HONTHORST, Gerrit van
A Merry Group behind a Balustrade
1623-24
Oil on canvas, 99 x 139 cm
Private collection (source: WGA)

Le prix Nobel de littérature récemment attribué à un auteur de chansons, de protest songs, a suscité dans la presse un débat sur la légitimité d’une telle récompense. Mais l’université est restée discrète à ce sujet. Malgré les efforts de quelques chercheurs comme Stéphane Hirschi, qui appelle à fonder une cantologie, la chanson est longtemps resté un objet relativement mal aimé des recherches universitaires, voire encore considéré comme peu légitime. Proportionnellement à son importance dans le champ culturel contemporain, peu de cours ou de thèses lui sont consacrés. La recherche regarde la chanson de biais, moins comme un objet spécifique que comme un sous-genre mineur de la poésie, ou de la musique, ou comme un document historique dont les spécificités ne sont pas toujours perçues. En France du moins, les raisons de ce relatif mépris sont liées à la fois à l’excès de la spécialisation disciplinaire et à la présence de « canons » académiques qui n’évoluent que très lentement. Or la chanson, à la croisée (voire à la source) de la poésie et de la musique, est par définition un objet hybride et complexe, qui articule en principe des paroles (un texte généralement en vers) et un air (monodique ou polyphonique), portés par la voix d’un ou plusieurs interprètes, éventuellement accompagnés d’instrument(s). Chacune de ces données est elle-même variable : les mêmes paroles peuvent inspirer plusieurs airs ; le même air peut inspirer de nouvelles paroles (on parle de timbre, de parodie), la même chanson peut inspirer différents interprètes, diverses « reprises » plus ou moins originales, voire subversives, etc. Cette complexité formelle de l’objet requiert une approche plurielle, clairement affichée et soutenue par des structures interdisciplinaires telles que notre université peut en créer. Seule une telle structure peut promouvoir efficacement de nouvelles approches et favoriser la mise en œuvre d’une méthodologie adaptée, dépassant les habituels clivages disciplinaires.
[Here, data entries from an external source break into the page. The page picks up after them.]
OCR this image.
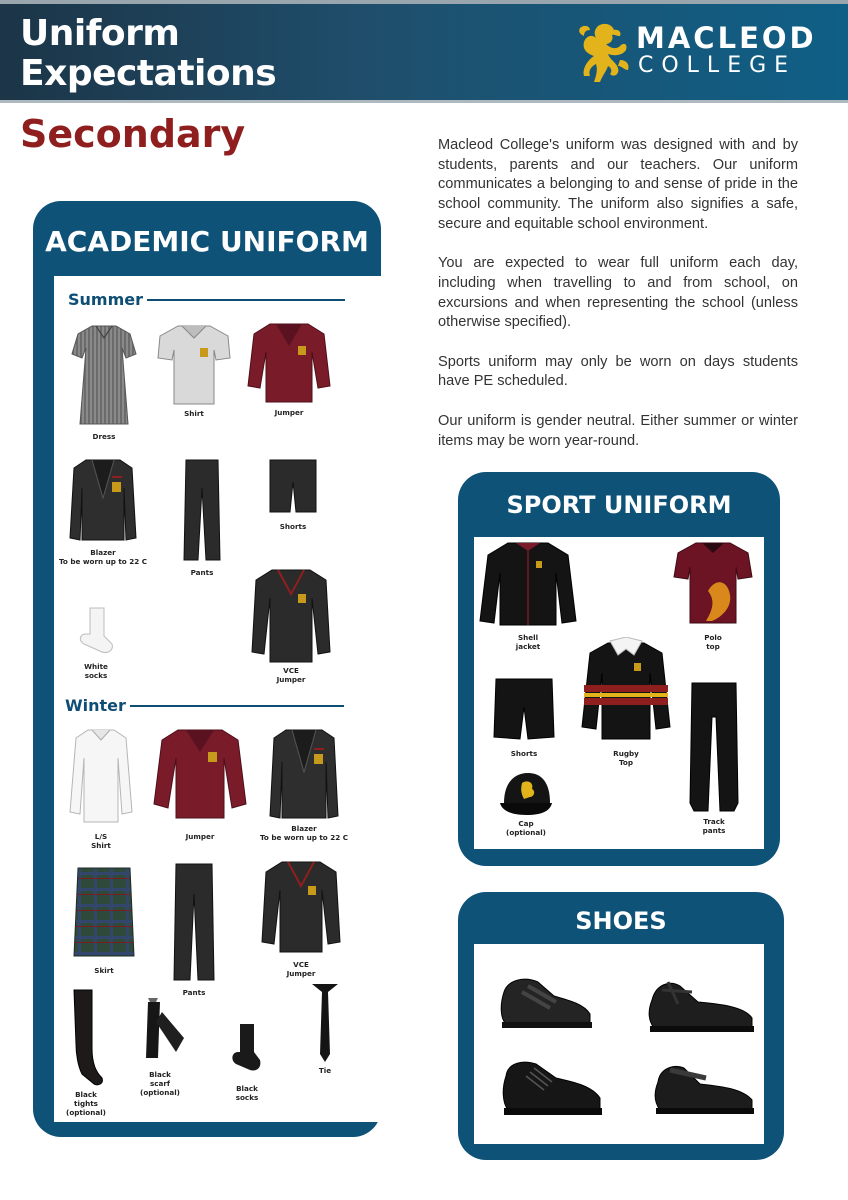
Uniform
Expectations
MACLEOD
COLLEGE
Secondary	Macleod College's uniform was designed with and by students, parents and our teachers. Our uniform communicates a belonging to and sense of pride in the school community. The uniform also signifies a safe, secure and equitable school environment.

You are expected to wear full uniform each day, including when travelling to and from school, on excursions and when representing the school (unless otherwise specified).

Sports uniform may only be worn on days students have PE scheduled.

Our uniform is gender neutral. Either summer or winter items may be worn year-round.

ACADEMIC UNIFORM
Summer
Dress
Shirt	Jumper
Blazer
To be worn up to 22 C
Pants
Shorts
White
socks
VCE
Jumper
Winter
L/S
Shirt
Jumper
Blazer
To be worn up to 22 C
Skirt
Pants
VCE
Jumper
Black
tights
(optional)
Black
scarf
(optional)	Black
socks
Tie
SPORT UNIFORM
Shell
jacket
Polo
top
Rugby
Top
Shorts
Track
pants
Cap
(optional)
SHOES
Commençons donc par définir ici les traits spécifiques de notre objet :
• Un objet partagé, omniprésent dans nos vies, et qui intéresse tout le monde : tout le monde a appris des chansons, tout le monde en chante ou en écoute, seul et/ou en groupe. C’est là un phénomène culturel majeur, qui unit tous les peuples, toutes les époques et toutes les classes sociales. C’est une singularité rarement observée de la chanson que de constituer une sorte d’hypergenre artistique universellement répandu et pouvant servir de carrefour entre les cultures et entre les époques. En termes d’impact potentiel, c’est là un trait remarquable de cet objet.
• Un objet transséculaire : il s’agit a priori de se pencher sur des « paroles de musique » des origines à nos jours. Sans omettre l’ancrage historique de chaque chanson, le projet vise à mettre en valeur dans le temps long des continuités et des évolutions quant aux enjeux poétiques et politiques de l’écriture de paroles destinées au chant.
• Un objet transdisciplinaire : l’étude de la chanson ne doit négliger aucun des aspects qui la définissent dans le monde d’aujourd’hui (texte écrit qui la porte jusqu’à nous, musique, performance orale et donc sonore, plus ou moins ritualisée, enregistrement éventuel avec ou sans accompagnement instrumental, captation filmée, sans oublier éventuellement la danse). L’étude de la chanson requiert donc le concours et la collaboration de nombreuses disciplines : littérature (poétique), musique, intermédialité, sciences humaines. Comme phénomène humain universel, la chanson concerne potentiellement toutes les sciences humaines : psychologie, sociologie, ethnologie, anthropologie, histoire, histoire du livre… et pourquoi pas une philosophie de la chanson (voir Agnès Gayraud, Dialectique de la pop, La Découverte, 2017) ?
• Un objet à la fois très ancien et complètement contemporain : les paroles de chanson sont peut-être aujourd’hui, et de loin, la principale forme sous laquelle s’invente et se diffuse la création poétique (voir Guido Mazzoni, Sur la poésie moderne, trad. C. Fiagu Manning, Classiques Garnier, 2014). Mieux : grâce aux nouvelles technologies d’enregistrement et de communication (radio, télévision, Web), ces œuvres poétiques, portées par la vibration des voix et des ondes, sont désormais capables d’atteindre très rapidement des millions de personnes à travers le monde. Cette amplitude nouvelle ne fait-elle pas de la chanson l’un des phénomènes esthétiques, sociaux et culturels majeurs de notre temps ?
Pourtant, ni les sciences sociales, ni la linguistique, ni la théorie littéraire, ni l’histoire des idées n’ont encore réellement constitué les chansons en objet d’étude reconnu. Cet immense corpus demeure largement en friche, en dépit de son intérêt, de sa diversité, et du goût de tout un chacun pour les chansons qui rythment nos vies.

Méthodologie

Le financement IDEX (octroyé pour la seule année 2019-2020, et éventuellement renouvelable en 2020- 2021) est conçu pour permettre l’amorçage de projets plus ambitieux et à plus long terme. Dans ce laps de temps limité, les objectifs immédiats seront nécessairement modestes. Il s’agira dans un premier temps d’identifier des personnes intéressées et disponibles pour s’engager à plus long terme dans un projet interdisciplinaire sur les questions indiquées, de leur permettre de se connaître, et d’identifier les compétences, les goûts et les souhaits de chacun. Il serait souhaitable d’établir aussi en commun une bibliographie de base des (meilleurs) travaux sur le sujet, qui n’existe pas à ce stade. Ce premier travail pourra s’accomplir dans le cadre d’un séminaire et/ou de manifestations collectives régulières (journées d’études, réunions de travail, etc.).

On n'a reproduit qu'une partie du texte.